Maladie ou environnement? Le Centre Ontario Shores est-il responsable du taux élevé d’incidents violents dans son établissement?

La plupart des études donnent à penser que les personnes qui vivent avec une maladie mentale ne sont pas plus enclines à la violence que le reste de la population.

Pourtant, 50 pour cent des psychiatres canadiens interrogés disent avoir subi la violence d’un patient au moins une fois. L’Ontario Shores Centre for Mental Health Sciences a connu une hausse d’incidents de violence au travail ces dernières années. Dans les trois derniers mois pour lesquels nous avons des données (mai, juin, juillet 2012), le centre a rapporté 90 cas de violence physique.

La situation a entraîné un exode soutenu des travailleurs. De nombreux travailleurs qualifiés préfèrent s’en aller que de continuer à courir des risques. Seul environ un tiers des employés qui travaillaient à l’Hôpital psychiatrique de Whitby, en 2006 (cédé par le ministère de la Santé) sont encore là aujourd’hui. Cet employeur était reconnu pour son excellent taux de rétention du personnel.

Une présentation faite en 2003 par la Dr Heather Stuart, professeure à l’Université Queen’s, suggère que les comportements agressifs varient de façon dramatique dans les unités de traitement, « indiquant qu’une maladie mentale ne suffit pas à justifier la prévalence de la violence ».

Stuart écrit : « Les études qui ont examiné les antécédents d’incidents agressifs dans les unités de traitement en établissement révèlent que la majorité des incidents ont d’importants antécédents sociaux/structuraux, tels que l’atmosphère à l’hôpital, le manque de leadership clinique, la surpopulation, les restrictions au sein de l’établissement, le manque d’activités ou des activités mal structurées en période de transition. »

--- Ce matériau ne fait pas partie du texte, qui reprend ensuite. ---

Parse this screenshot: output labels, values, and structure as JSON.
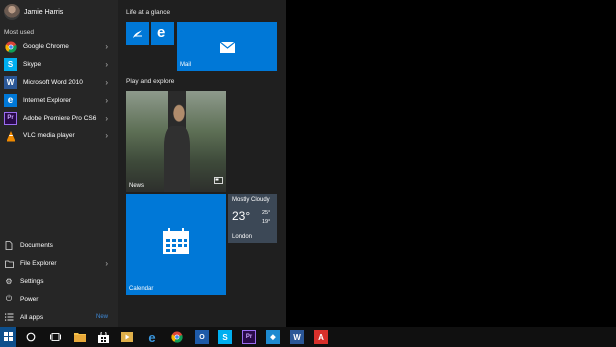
{
  "user": {
    "name": "Jamie Harris"
  },
  "most_used": {
    "label": "Most used",
    "items": [
      {
        "label": "Google Chrome",
        "icon": "chrome-icon",
        "has_arrow": true,
        "color": "#ffffff"
      },
      {
        "label": "Skype",
        "icon": "skype-icon",
        "has_arrow": true,
        "color": "#00aff0"
      },
      {
        "label": "Microsoft Word 2010",
        "icon": "word-icon",
        "has_arrow": true,
        "color": "#2b5797"
      },
      {
        "label": "Internet Explorer",
        "icon": "internet-explorer-icon",
        "has_arrow": true,
        "color": "#0078d7"
      },
      {
        "label": "Adobe Premiere Pro CS6",
        "icon": "premiere-icon",
        "has_arrow": true,
        "color": "#2a0a4a"
      },
      {
        "label": "VLC media player",
        "icon": "vlc-icon",
        "has_arrow": true,
        "color": "#f08a00"
      }
    ]
  },
  "bottom": {
    "items": [
      {
        "label": "Documents",
        "icon": "document-icon",
        "has_arrow": false
      },
      {
        "label": "File Explorer",
        "icon": "folder-icon",
        "has_arrow": true
      },
      {
        "label": "Settings",
        "icon": "gear-icon",
        "has_arrow": false
      },
      {
        "label": "Power",
        "icon": "power-icon",
        "has_arrow": false
      },
      {
        "label": "All apps",
        "icon": "list-icon",
        "badge": "New"
      }
    ]
  },
  "tiles": {
    "group1": {
      "title": "Life at a glance"
    },
    "group2": {
      "title": "Play and explore"
    },
    "mail": {
      "label": "Mail"
    },
    "news": {
      "label": "News"
    },
    "calendar": {
      "label": "Calendar"
    },
    "weather": {
      "desc": "Mostly Cloudy",
      "temp": "23°",
      "high": "25°",
      "low": "19°",
      "location": "London"
    }
  },
  "colors": {
    "accent": "#0078d7",
    "menu_bg": "#1f1f1f",
    "taskbar_bg": "#101010"
  }
}
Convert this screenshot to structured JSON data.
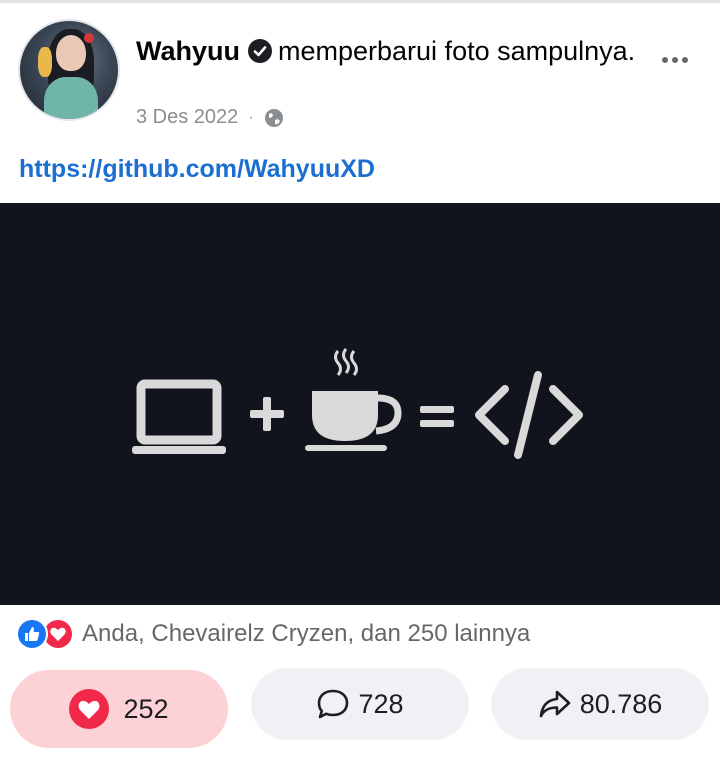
{
  "post": {
    "author_name": "Wahyuu",
    "action_text": "memperbarui foto sampulnya.",
    "date": "3 Des 2022",
    "separator": "·",
    "privacy_icon": "globe-icon",
    "link_text": "https://github.com/WahyuuXD"
  },
  "cover_image": {
    "description_icons": [
      "laptop-icon",
      "plus-icon",
      "coffee-cup-icon",
      "equals-icon",
      "code-tag-icon"
    ],
    "background_color": "#11141c",
    "icon_color": "#d9d9d9"
  },
  "reactions": {
    "icons": [
      "like-icon",
      "love-icon"
    ],
    "summary_text": "Anda, Chevairelz Cryzen, dan 250 lainnya"
  },
  "actions": {
    "react_count": "252",
    "comment_count": "728",
    "share_count": "80.786"
  },
  "colors": {
    "link": "#1a6fd1",
    "love": "#f02849",
    "like": "#1877f2",
    "react_button_bg": "#fcd2d6",
    "button_bg": "#eff1f4"
  }
}
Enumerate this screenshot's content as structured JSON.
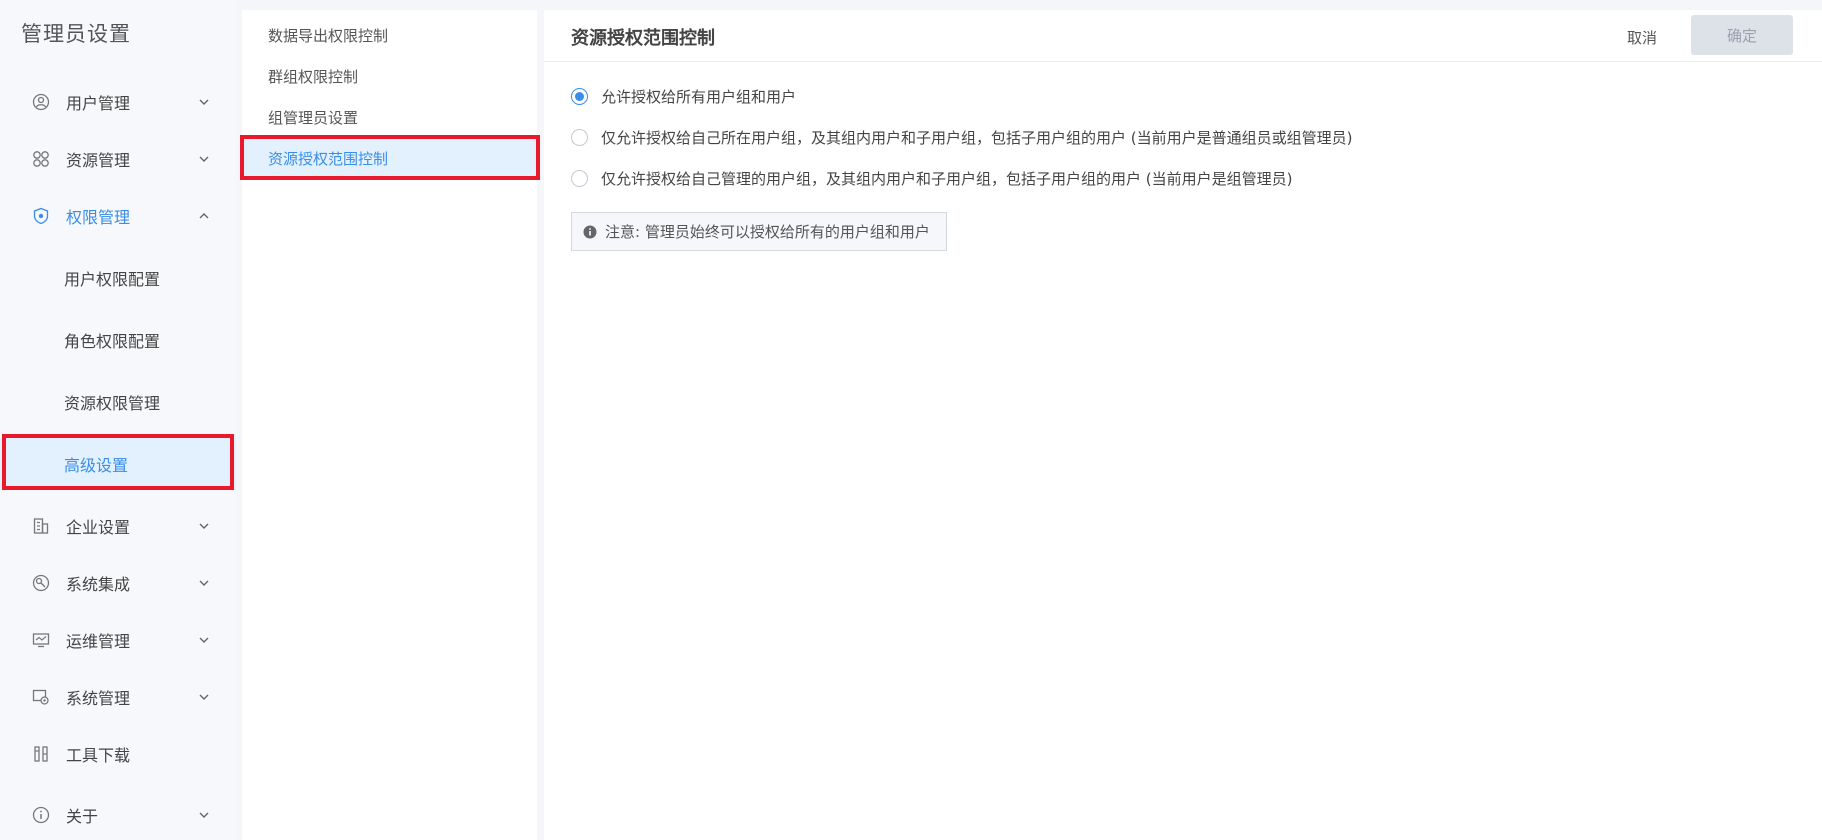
{
  "sidebar": {
    "title": "管理员设置",
    "items": [
      {
        "label": "用户管理",
        "icon": "user-circle-icon"
      },
      {
        "label": "资源管理",
        "icon": "grid-icon"
      },
      {
        "label": "权限管理",
        "icon": "shield-icon"
      },
      {
        "label": "企业设置",
        "icon": "building-icon"
      },
      {
        "label": "系统集成",
        "icon": "integration-icon"
      },
      {
        "label": "运维管理",
        "icon": "monitor-icon"
      },
      {
        "label": "系统管理",
        "icon": "system-gear-icon"
      },
      {
        "label": "工具下载",
        "icon": "tools-icon"
      },
      {
        "label": "关于",
        "icon": "info-circle-icon"
      }
    ],
    "permission_sub_items": [
      {
        "label": "用户权限配置"
      },
      {
        "label": "角色权限配置"
      },
      {
        "label": "资源权限管理"
      },
      {
        "label": "高级设置"
      }
    ],
    "accent_color": "#3a8ee6"
  },
  "middle_menu": {
    "items": [
      {
        "label": "数据导出权限控制"
      },
      {
        "label": "群组权限控制"
      },
      {
        "label": "组管理员设置"
      },
      {
        "label": "资源授权范围控制"
      }
    ]
  },
  "main": {
    "title": "资源授权范围控制",
    "cancel_label": "取消",
    "confirm_label": "确定",
    "options": [
      {
        "label": "允许授权给所有用户组和用户",
        "checked": true
      },
      {
        "label": "仅允许授权给自己所在用户组，及其组内用户和子用户组，包括子用户组的用户 (当前用户是普通组员或组管理员)",
        "checked": false
      },
      {
        "label": "仅允许授权给自己管理的用户组，及其组内用户和子用户组，包括子用户组的用户 (当前用户是组管理员)",
        "checked": false
      }
    ],
    "notice": "注意: 管理员始终可以授权给所有的用户组和用户"
  },
  "highlight_color": "#e8192c"
}
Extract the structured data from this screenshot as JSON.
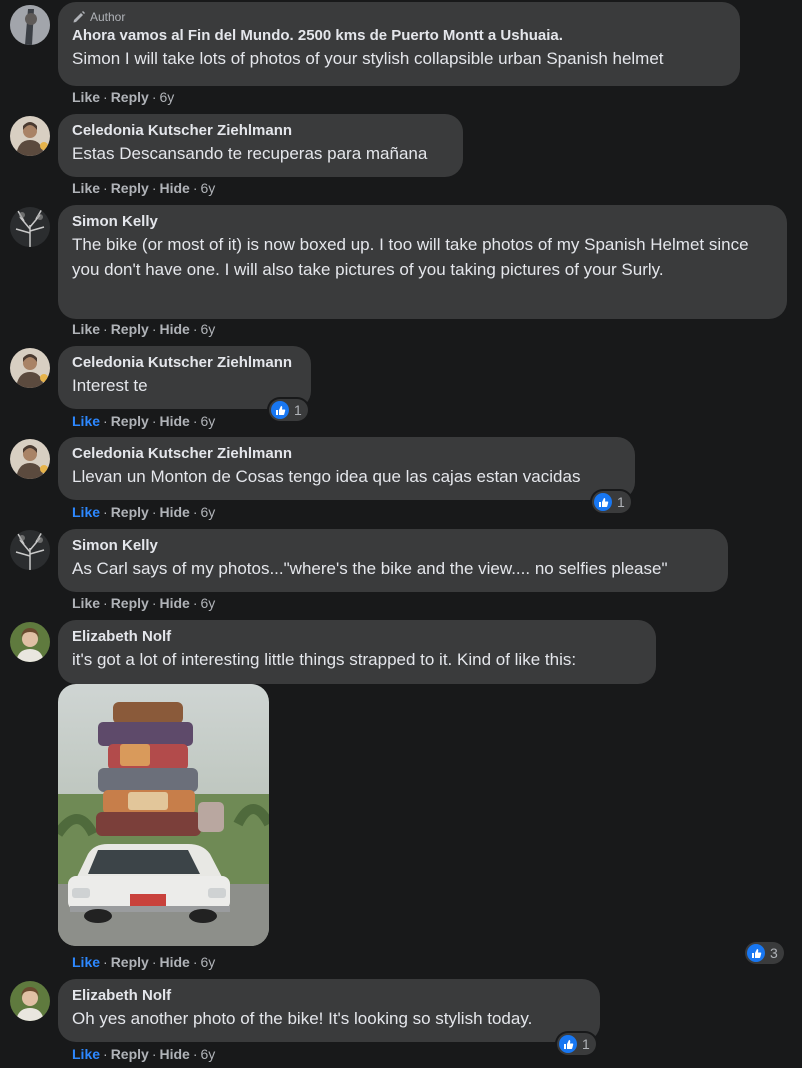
{
  "colors": {
    "background": "#18191a",
    "bubble": "#3a3b3c",
    "text": "#e4e6eb",
    "secondary": "#b0b3b8",
    "liked": "#2d88ff",
    "reaction_blue": "#1877f2"
  },
  "comments": [
    {
      "author_tag": "Author",
      "name": "Ahora vamos al Fin del Mundo. 2500 kms de Puerto Montt a Ushuaia.",
      "text": "Simon I will take lots of photos of your stylish collapsible urban Spanish helmet",
      "actions": {
        "like": "Like",
        "reply": "Reply",
        "time": "6y"
      }
    },
    {
      "name": "Celedonia Kutscher Ziehlmann",
      "text": "Estas Descansando te recuperas para mañana",
      "actions": {
        "like": "Like",
        "reply": "Reply",
        "hide": "Hide",
        "time": "6y"
      }
    },
    {
      "name": "Simon Kelly",
      "text": "The bike (or most of it) is now boxed up. I too will take photos of my Spanish Helmet since you don't have one. I will also take pictures of you taking pictures of your Surly.",
      "actions": {
        "like": "Like",
        "reply": "Reply",
        "hide": "Hide",
        "time": "6y"
      }
    },
    {
      "name": "Celedonia Kutscher Ziehlmann",
      "text": "Interest te",
      "actions": {
        "like": "Like",
        "reply": "Reply",
        "hide": "Hide",
        "time": "6y"
      },
      "reactions": 1
    },
    {
      "name": "Celedonia Kutscher Ziehlmann",
      "text": "Llevan un Monton de Cosas tengo idea que las cajas estan vacidas",
      "actions": {
        "like": "Like",
        "reply": "Reply",
        "hide": "Hide",
        "time": "6y"
      },
      "reactions": 1
    },
    {
      "name": "Simon Kelly",
      "text": "As Carl says of my photos...\"where's the bike and the view.... no selfies please\"",
      "actions": {
        "like": "Like",
        "reply": "Reply",
        "hide": "Hide",
        "time": "6y"
      }
    },
    {
      "name": "Elizabeth Nolf",
      "text": "it's got a lot of interesting little things strapped to it. Kind of like this:",
      "actions": {
        "like": "Like",
        "reply": "Reply",
        "hide": "Hide",
        "time": "6y"
      },
      "reactions": 3
    },
    {
      "name": "Elizabeth Nolf",
      "text": "Oh yes another photo of the bike! It's looking so stylish today.",
      "actions": {
        "like": "Like",
        "reply": "Reply",
        "hide": "Hide",
        "time": "6y"
      },
      "reactions": 1
    }
  ]
}
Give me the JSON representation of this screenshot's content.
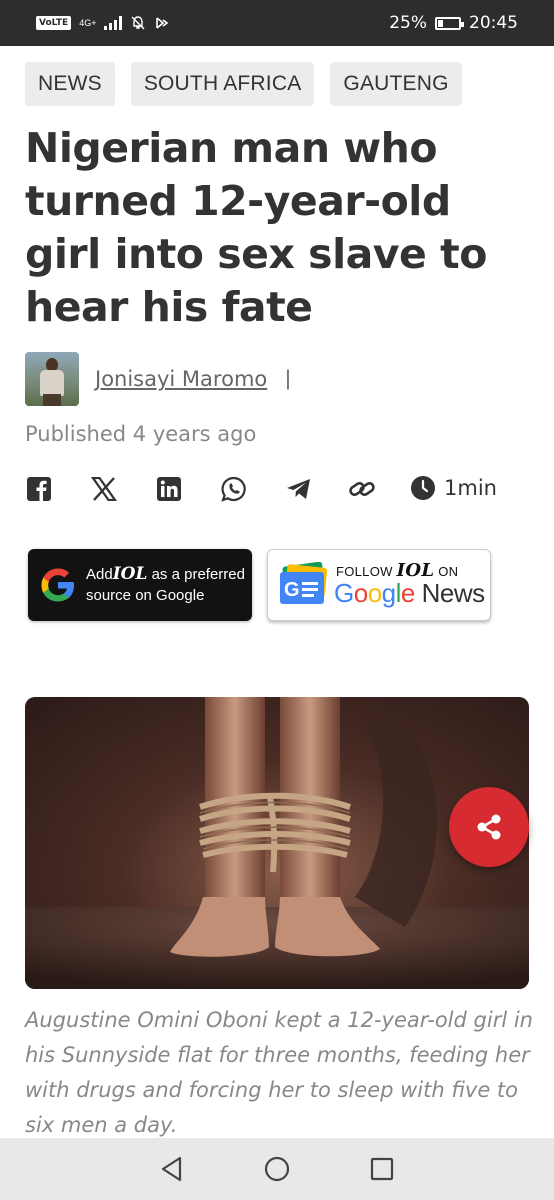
{
  "status_bar": {
    "volte": "VoLTE",
    "network": "4G+",
    "battery": "25%",
    "time": "20:45"
  },
  "tags": [
    "NEWS",
    "SOUTH AFRICA",
    "GAUTENG"
  ],
  "article": {
    "headline": "Nigerian man who turned 12-year-old girl into sex slave to hear his fate",
    "author": "Jonisayi Maromo",
    "separator": "|",
    "published": "Published 4 years ago",
    "read_time": "1min",
    "caption": "Augustine Omini Oboni kept a 12-year-old girl in his Sunnyside flat for three months, feeding her with drugs and forcing her to sleep with five to six men a day."
  },
  "share_icons": [
    "facebook-icon",
    "x-icon",
    "linkedin-icon",
    "whatsapp-icon",
    "telegram-icon",
    "link-icon"
  ],
  "badges": {
    "google_add": "Add",
    "google_brand": "IOL",
    "google_line1_suffix": "as a preferred",
    "google_line2": "source on Google",
    "gnews_follow": "FOLLOW",
    "gnews_brand": "IOL",
    "gnews_on": "ON",
    "gnews_google": "Google",
    "gnews_news": " News"
  },
  "colors": {
    "share_fab": "#d62b30",
    "status_bar": "#2d2d2d",
    "tag_bg": "#ececec"
  }
}
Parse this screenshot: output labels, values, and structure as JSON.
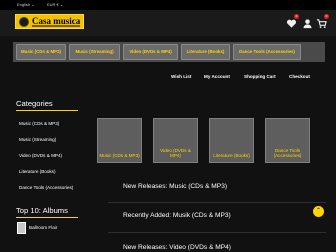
{
  "topbar": {
    "language": "English ⌄",
    "currency": "EUR € ⌄"
  },
  "logo": {
    "text": "Casa musica"
  },
  "header_icons": {
    "wishlist_count": "0",
    "cart_count": "0"
  },
  "nav": [
    "Music (CDs & MP3)",
    "Music (Streaming)",
    "Video (DVDs & MP4)",
    "Literature (Books)",
    "Dance Tools (Accessories)"
  ],
  "links": {
    "wishlist": "Wish List",
    "account": "My Account",
    "cart": "Shopping Cart",
    "checkout": "Checkout"
  },
  "sidebar": {
    "title": "Categories",
    "items": [
      "Music (CDs & MP3)",
      "Music (Streaming)",
      "Video (DVDs & MP4)",
      "Literature (Books)",
      "Dance Tools (Accessories)"
    ]
  },
  "top10": {
    "title": "Top 10: Albums",
    "first_item": "Ballroom Flair"
  },
  "tiles": [
    "Music (CDs & MP3)",
    "Video (DVDs & MP4)",
    "Literature (Books)",
    "Dance Tools (Accessories)"
  ],
  "sections": {
    "new_music": "New Releases: Music (CDs & MP3)",
    "recently_added": "Recently Added: Musik (CDs & MP3)",
    "new_video": "New Releases: Video (DVDs & MP4)"
  },
  "back_to_top": "⌃",
  "colors": {
    "accent": "#ffd400",
    "background": "#111111",
    "nav_button": "#6b6b6b"
  }
}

Les réductions au niveau des services ont eu un impact sur les activités au Centre Ontario Shores, avec une grande partie des espaces récréatifs transformés en espaces de bureau pour une liste de plus en plus longue de dirigeants.

Le ministre du Travail conduit actuellement sa propre enquête en ce qui concerne le taux de violence extraordinaire à l’hôpital de Whitby. De nombreux employés ont déjà été interviewés et beaucoup d’autres doivent encore rencontrer l’enquêteur. Vu l’ampleur de l’enquête, on ne s’attend pas à ce que le ministère publie son rapport avant quelque temps.

De nombreux membres du personnel estiment à tort que de tels incidents font partie de leur travail et ils ne les signalent pas. La section locale du SEFPO estime que l’impact réel est vraisemblablement plus près du double des chiffres publiés.

Et nous n’avons pas de chiffres sur l’impact de la violence entre patients, vu que de tels renseignements ne sont pas partagés avec le syndicat.

Voici quelques exemples de ce que les travailleurs subissent :

• Une travailleuse a dû se rendre chez le dentiste après qu’un patient l’ait frappée au visage alors qu’elle essayait de retirer des articles dangereux et restreints de ses mains.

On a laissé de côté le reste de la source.